I have excel and a sense that this is possible
August 7, 2016 10:39 PM   Subscribe

So imagine I have a population of like 100,000 people. And I have goals for them to achieve for which they get money. Now I want to calculate what my budget might be.

To keep it simple lets say I have 5 goals. I imagine 80% of the people will achieve 1 goal, and some lesser percentage will achieve 2, and a virtually none will achieve all 5.

Each goal might be worth $50

How can I set up an excel sheet to simulate this world where I can play with the variables? My biggest confusion is where 1 person achieves more than one goal.
posted by jander03 to Computers & Internet (4 answers total) 1 user marked this as a favorite
 
Here are your column headings:
- Total population
- Percentage achieving goal 1
- Percentage achieving goal 2
... 3
... 4
... 5
- Award per goal

Row 1 are the column headings
Row 2 are those assumptions
On Row 3, you could calculate the number of people achieving each goal.
On Row 4, you could calculate the dollars paid by goal, and in total.

There might be more beautiful ways to lay this out, but that's a quick and easy way.
posted by salvia at 11:04 PM on August 7, 2016 [1 favorite]


Goal	1		2		3		4		5			
%	80.00%		26.67%		8.89%		2.96%		0.99%		First Goal %	80.00%
Goals	80000		26667		8889		2963		988		Decay Rate	0.33
Cost	$4,000,000	$1,333,350	$444,450	$148,150	$49,400		Population	100000
								
Budget	$5,975,350.00
Unless you have some prohibition against contestants winning more than one prize then it shouldn't matter to the bursar. A dollar is a dollar regardless of who it's paid to.

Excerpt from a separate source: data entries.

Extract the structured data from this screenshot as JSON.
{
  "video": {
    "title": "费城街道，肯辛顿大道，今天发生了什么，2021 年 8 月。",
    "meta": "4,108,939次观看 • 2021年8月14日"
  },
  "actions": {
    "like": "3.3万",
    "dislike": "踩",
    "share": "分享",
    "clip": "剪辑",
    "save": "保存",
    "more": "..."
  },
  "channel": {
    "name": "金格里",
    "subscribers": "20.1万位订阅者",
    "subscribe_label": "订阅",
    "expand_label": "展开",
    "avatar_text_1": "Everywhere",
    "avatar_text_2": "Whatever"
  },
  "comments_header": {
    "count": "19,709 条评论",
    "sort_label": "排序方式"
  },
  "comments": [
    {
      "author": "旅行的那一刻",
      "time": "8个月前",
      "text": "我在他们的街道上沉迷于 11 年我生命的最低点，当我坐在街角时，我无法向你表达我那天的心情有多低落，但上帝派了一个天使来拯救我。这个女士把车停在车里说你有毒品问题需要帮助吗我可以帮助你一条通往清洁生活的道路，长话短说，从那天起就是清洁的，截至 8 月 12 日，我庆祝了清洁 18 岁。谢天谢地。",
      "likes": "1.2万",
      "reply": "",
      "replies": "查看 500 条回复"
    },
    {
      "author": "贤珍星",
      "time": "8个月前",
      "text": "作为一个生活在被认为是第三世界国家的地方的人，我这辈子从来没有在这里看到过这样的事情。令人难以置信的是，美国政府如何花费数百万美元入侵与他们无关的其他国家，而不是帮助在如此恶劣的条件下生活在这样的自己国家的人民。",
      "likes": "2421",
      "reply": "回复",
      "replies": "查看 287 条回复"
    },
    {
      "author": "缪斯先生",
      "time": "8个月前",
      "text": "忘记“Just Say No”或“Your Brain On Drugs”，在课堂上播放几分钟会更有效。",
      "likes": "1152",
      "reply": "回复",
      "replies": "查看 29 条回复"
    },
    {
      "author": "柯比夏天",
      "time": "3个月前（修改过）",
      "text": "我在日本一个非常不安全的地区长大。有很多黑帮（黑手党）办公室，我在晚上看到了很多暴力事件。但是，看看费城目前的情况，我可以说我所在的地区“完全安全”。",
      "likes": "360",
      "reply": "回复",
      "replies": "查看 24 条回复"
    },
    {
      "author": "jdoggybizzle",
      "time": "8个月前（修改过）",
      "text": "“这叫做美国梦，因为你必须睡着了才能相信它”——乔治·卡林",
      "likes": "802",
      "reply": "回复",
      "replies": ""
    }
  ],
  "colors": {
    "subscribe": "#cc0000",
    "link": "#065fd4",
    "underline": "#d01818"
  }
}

Pn preview - yeah, what salvia said
posted by mce at 11:05 PM on August 7, 2016


The first two answers will give you what you want if you know what the probabilities are of reaching a specific number of goals. I was unclear on whether you actually know those or not -- if you want, you can also derive them from the probability of reaching each *individual* goal. If the probability of satisfying any given goal is 25% and everyone gets 5 chances, then ~76% of people will achieve at least 1 goal, 36% at least 2, ..., and 0.09% will achieve all 5. That comes from the binomial distribution, which you can play around with here; it's one of the best-worked out statistical distributions so there are easy formulas you can use.

If the probabilities of each goal are different, you can't use the binomial distribution anymore to set those probabilities, but you can still totally calculate the probabilities for a fixed number of goals, though it might be more tedious. The case for two goals is maybe easier to see. Let's call the probability of succeeding at a goal P(G1=Y) and P(G2=Y), and the probability of failing goal P(G1=N) or P(G2=N). Note P(G1=Y) + P(G1 = N) = 1 because one of those options has to be true.

You can then calculate the probability of each possible outcome: P(G1=Y, G2=Y), P(G1=N, G2=Y), P(G1=Y, G2=N), and P(G1=N,G2=N). (Make sure all of these add up to 1, or something is wonky.) The probability of at least one goal is then going to be sum of probabilities for which one goal was satisfied: i.e., P(G1=Y,G2=N) + P(G1=N,G2=Y) + P(G1=Y,G2=Y). And so forth. (The probability of zero, one, and two goals should also add up to 1, as a sanity check, since it's impossible to have fewer than zero or more than two successes in this scenario.)

You should be able to set this up such that P(G1=Y) and P(G2=Y) (or out to however many goals you want) are just values in a cell that you can set arbitrarily, so you can see how they affect the outcome.

The money stuff is pretty straightforward: your expected payout is equal to the prize money, times the probability of getting that prize, times the population size.

(Note that this is a model with particular assumptions. In particular it assumes that the probability of succeeding at any given goal is independent of the probability of succeeding at any other goal. If succeeding at one goal means you're actually more likely than average to succeed at others, this is not a super safe assumption, but it also gets much more complicated to model. You could always set those probabilities arbitrarily, or empirically if you have real-world data on that scenario.)
posted by en forme de poire at 11:11 PM on August 7, 2016


If this were an actual budget that I was paying out, then I would want to make sure that, however clever my modelling of individual goal attainment probabilities, I was covered for the case of cheats. If your goals are such that somebody could share instructions on how to attain them on social media - things could get expensive.